Microbes. The invisible world of yeasts, bacteria and beyond.

We’re just starting to understand how important microbes are in terms of defining wine style and quality.

Sure, yeasts ferment grape sugars into alcohol. But they also do a whole lot more, as fascinating new research is revealing.

Previously, many definitions of ‘terroir’ (what might be defined as a wine’s ‘sense of place’ or perhaps ‘distinctiveness’) were limited to the role of soil and climate. If you were lucky, human influence garnered a passing mention.

Now it’s becoming clear that biology – and in particular microbiology – has more of a say in how a wine turns out than what was previously thought. Time for the textbooks to be re-written…

In this episode, we talk to world-leading researchers Professor Matthew Goddard and Ignacio Belda, to get to the heart of the latest thinking and science.

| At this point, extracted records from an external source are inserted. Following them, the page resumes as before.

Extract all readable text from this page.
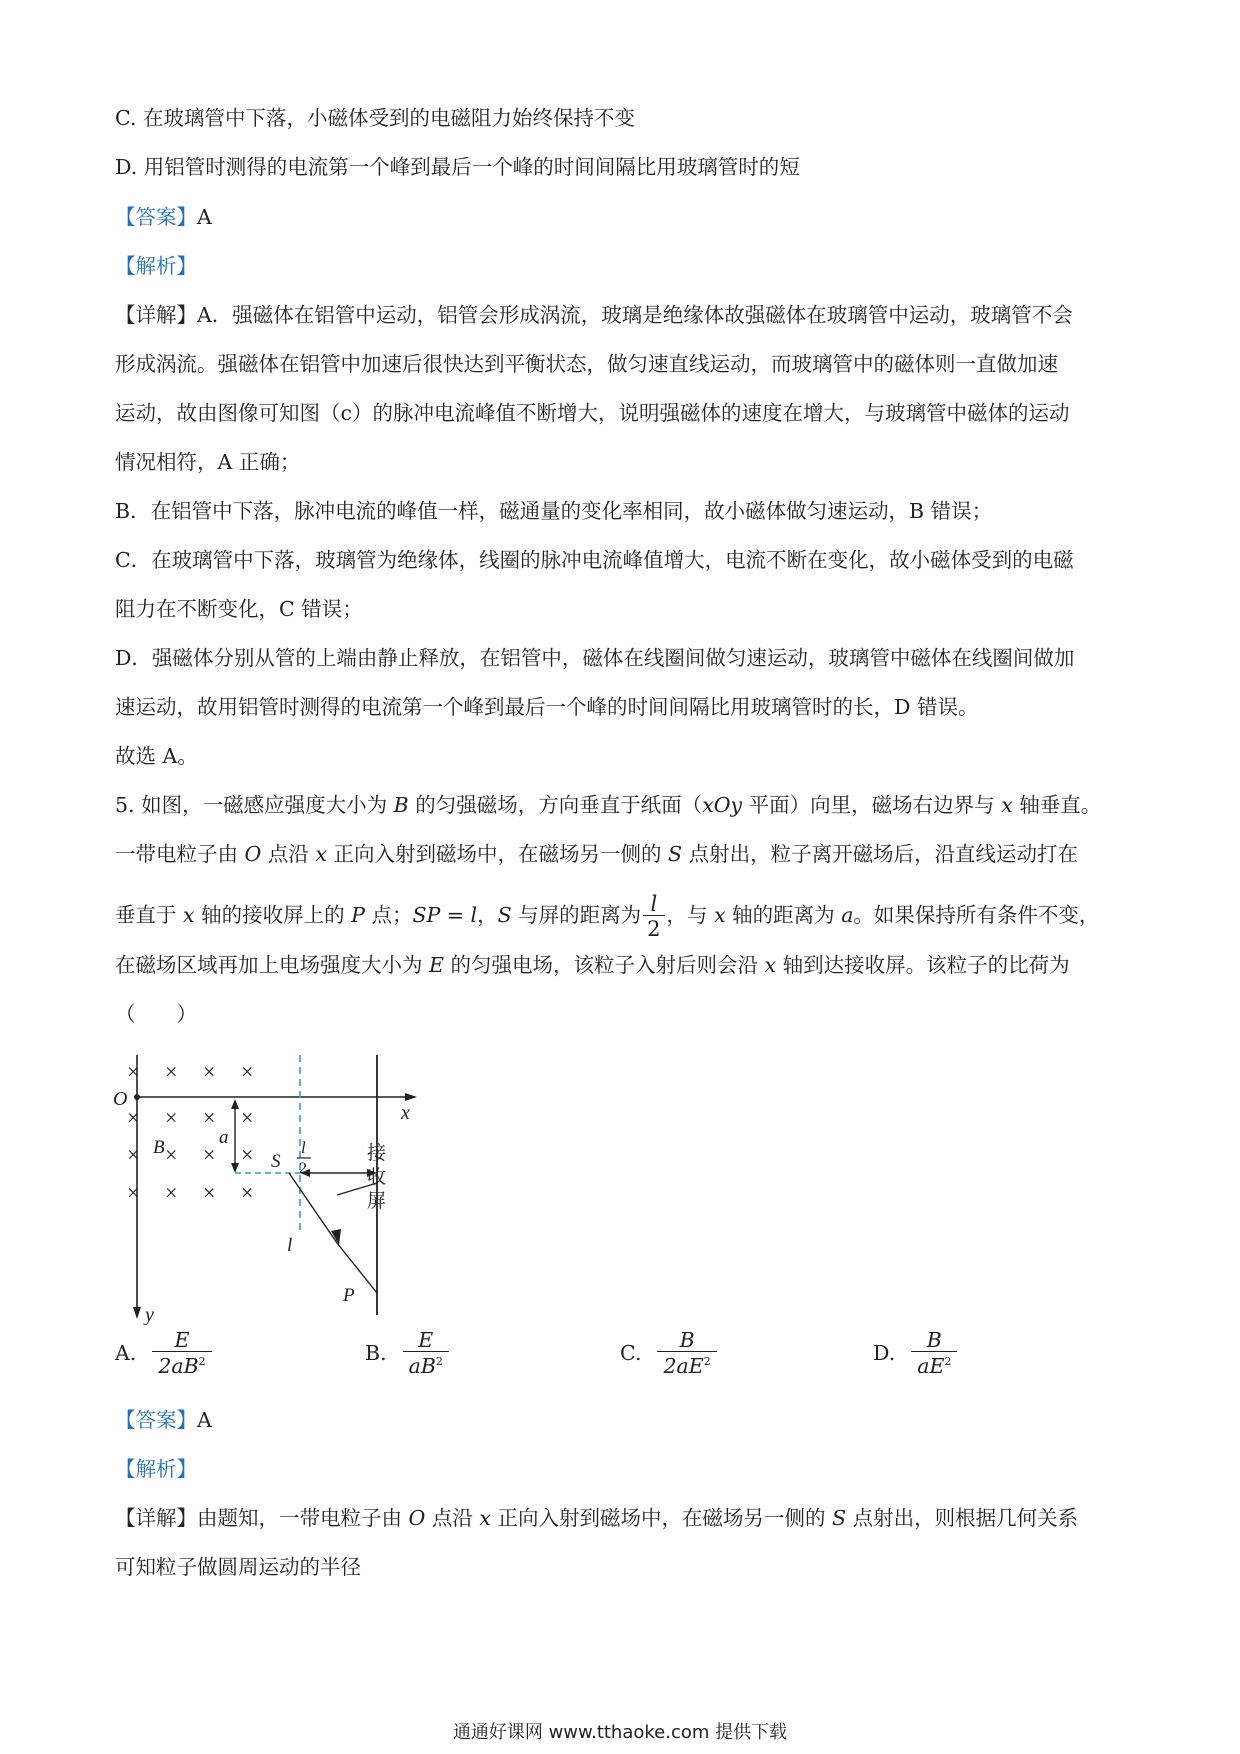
C. 在玻璃管中下落，小磁体受到的电磁阻力始终保持不变
D. 用铝管时测得的电流第一个峰到最后一个峰的时间间隔比用玻璃管时的短
【答案】A
【解析】
【详解】A．强磁体在铝管中运动，铝管会形成涡流，玻璃是绝缘体故强磁体在玻璃管中运动，玻璃管不会
形成涡流。强磁体在铝管中加速后很快达到平衡状态，做匀速直线运动，而玻璃管中的磁体则一直做加速
运动，故由图像可知图（c）的脉冲电流峰值不断增大，说明强磁体的速度在增大，与玻璃管中磁体的运动
情况相符，A 正确；
B．在铝管中下落，脉冲电流的峰值一样，磁通量的变化率相同，故小磁体做匀速运动，B 错误；
C．在玻璃管中下落，玻璃管为绝缘体，线圈的脉冲电流峰值增大，电流不断在变化，故小磁体受到的电磁
阻力在不断变化，C 错误；
D．强磁体分别从管的上端由静止释放，在铝管中，磁体在线圈间做匀速运动，玻璃管中磁体在线圈间做加
速运动，故用铝管时测得的电流第一个峰到最后一个峰的时间间隔比用玻璃管时的长，D 错误。
故选 A。
5. 如图，一磁感应强度大小为 B 的匀强磁场，方向垂直于纸面（xOy 平面）向里，磁场右边界与 x 轴垂直。
一带电粒子由 O 点沿 x 正向入射到磁场中，在磁场另一侧的 S 点射出，粒子离开磁场后，沿直线运动打在
垂直于 x 轴的接收屏上的 P 点；SP = l，S 与屏的距离为 $\frac{l}{2}$ ，与 x 轴的距离为 a。如果保持所有条件不变，
在磁场区域再加上电场强度大小为 E 的匀强电场，该粒子入射后则会沿 x 轴到达接收屏。该粒子的比荷为
（　　）
O
x
y
× × × ×
× × × ×
× × × ×
× × × ×
B	a
S
l
2
l
P
接
收
屏
A. $\frac{E}{2aB^2}$	B. $\frac{E}{aB^2}$	C. $\frac{B}{2aE^2}$	D. $\frac{B}{aE^2}$
【答案】A
【解析】
【详解】由题知，一带电粒子由 O 点沿 x 正向入射到磁场中，在磁场另一侧的 S 点射出，则根据几何关系
可知粒子做圆周运动的半径
通通好课网 www.tthaoke.com 提供下载
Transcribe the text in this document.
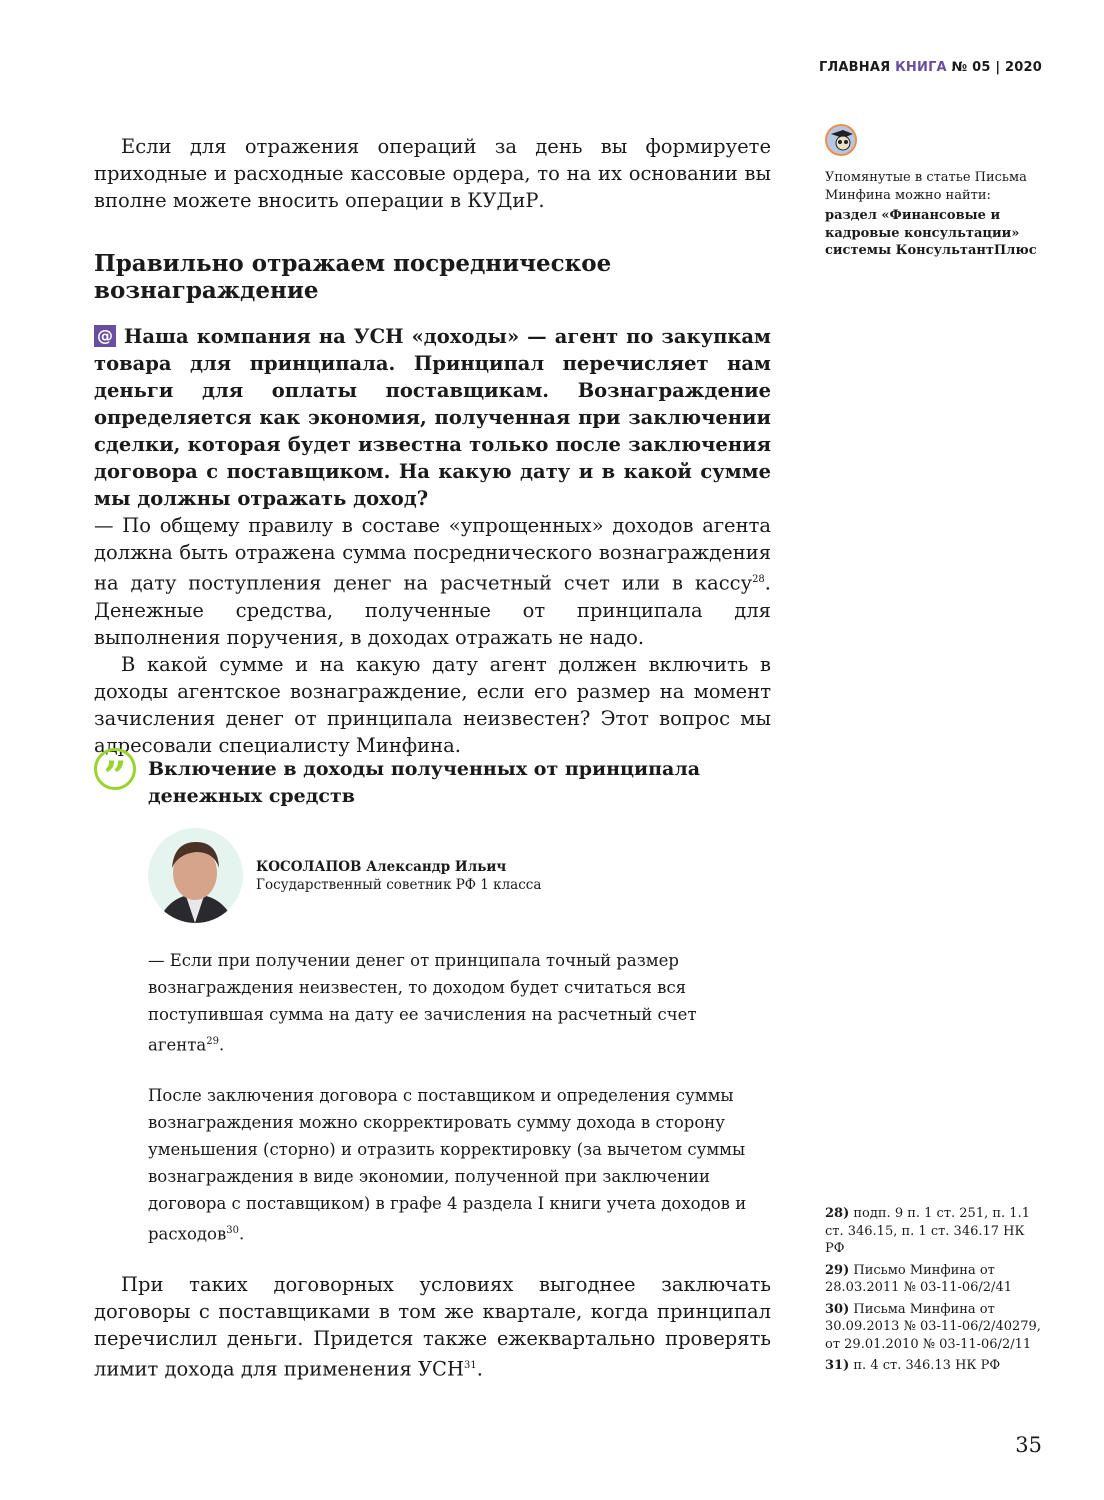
ГЛАВНАЯ КНИГА № 05 | 2020

Если для отражения операций за день вы формируете приходные и расходные кассовые ордера, то на их основании вы вполне можете вносить операции в КУДиР.

Правильно отражаем посредническое вознаграждение

@ Наша компания на УСН «доходы» — агент по закупкам товара для принципала. Принципал перечисляет нам деньги для оплаты поставщикам. Вознаграждение определяется как экономия, полученная при заключении сделки, которая будет известна только после заключения договора с поставщиком. На какую дату и в какой сумме мы должны отражать доход?

— По общему правилу в составе «упрощенных» доходов агента должна быть отражена сумма посреднического вознаграждения на дату поступления денег на расчетный счет или в кассу$^{28}$. Денежные средства, полученные от принципала для выполнения поручения, в доходах отражать не надо.

В какой сумме и на какую дату агент должен включить в доходы агентское вознаграждение, если его размер на момент зачисления денег от принципала неизвестен? Этот вопрос мы адресовали специалисту Минфина.

”	Включение в доходы полученных от принципала денежных средств

КОСОЛАПОВ Александр Ильич
Государственный советник РФ 1 класса

— Если при получении денег от принципала точный размер вознаграждения неизвестен, то доходом будет считаться вся поступившая сумма на дату ее зачисления на расчетный счет агента$^{29}$.

После заключения договора с поставщиком и определения суммы вознаграждения можно скорректировать сумму дохода в сторону уменьшения (сторно) и отразить корректировку (за вычетом суммы вознаграждения в виде экономии, полученной при заключении договора с поставщиком) в графе 4 раздела I книги учета доходов и расходов$^{30}$.

При таких договорных условиях выгоднее заключать договоры с поставщиками в том же квартале, когда принципал перечислил деньги. Придется также ежеквартально проверять лимит дохода для применения УСН$^{31}$.

Упомянутые в статье Письма Минфина можно найти:
раздел «Финансовые и кадровые консультации» системы КонсультантПлюс

28) подп. 9 п. 1 ст. 251, п. 1.1 ст. 346.15, п. 1 ст. 346.17 НК РФ

29) Письмо Минфина от 28.03.2011 № 03-11-06/2/41

30) Письма Минфина от 30.09.2013 № 03-11-06/2/40279, от 29.01.2010 № 03-11-06/2/11

31) п. 4 ст. 346.13 НК РФ

35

Turns out there is such a thing as, ‘the microbial face of terroir’ – even single vineyards have unique microbial signatures, and there’s a proven percentage we can put to how much a wine’s chemistry is influenced by that microbiome from the vineyard to the fermentation and beyond.

In short, wine is the product of invisible bugs as much as it is the product of human hand or climatic and geographical phenomena.

The implications are profound.

Not just regarding how we define terroir. But also in terms of how winegrowers should farm to protect their unique vineyard microbiomes, how winemakers should best manage their fermentations, even how we wine drinkers should appreciate our wines (while protecting our own human microbiomes – the two can work together!)

There’s even talk of synthetic yeast being developed that can not only craft specific flavours in wine but also inform a winemaker when a fermentation needs to be checked…

This is a fascinating field of research, one currently reaching fever pitch right now, so we report on and discuss the latest findings, which will be sure to make you think about wine in a new light.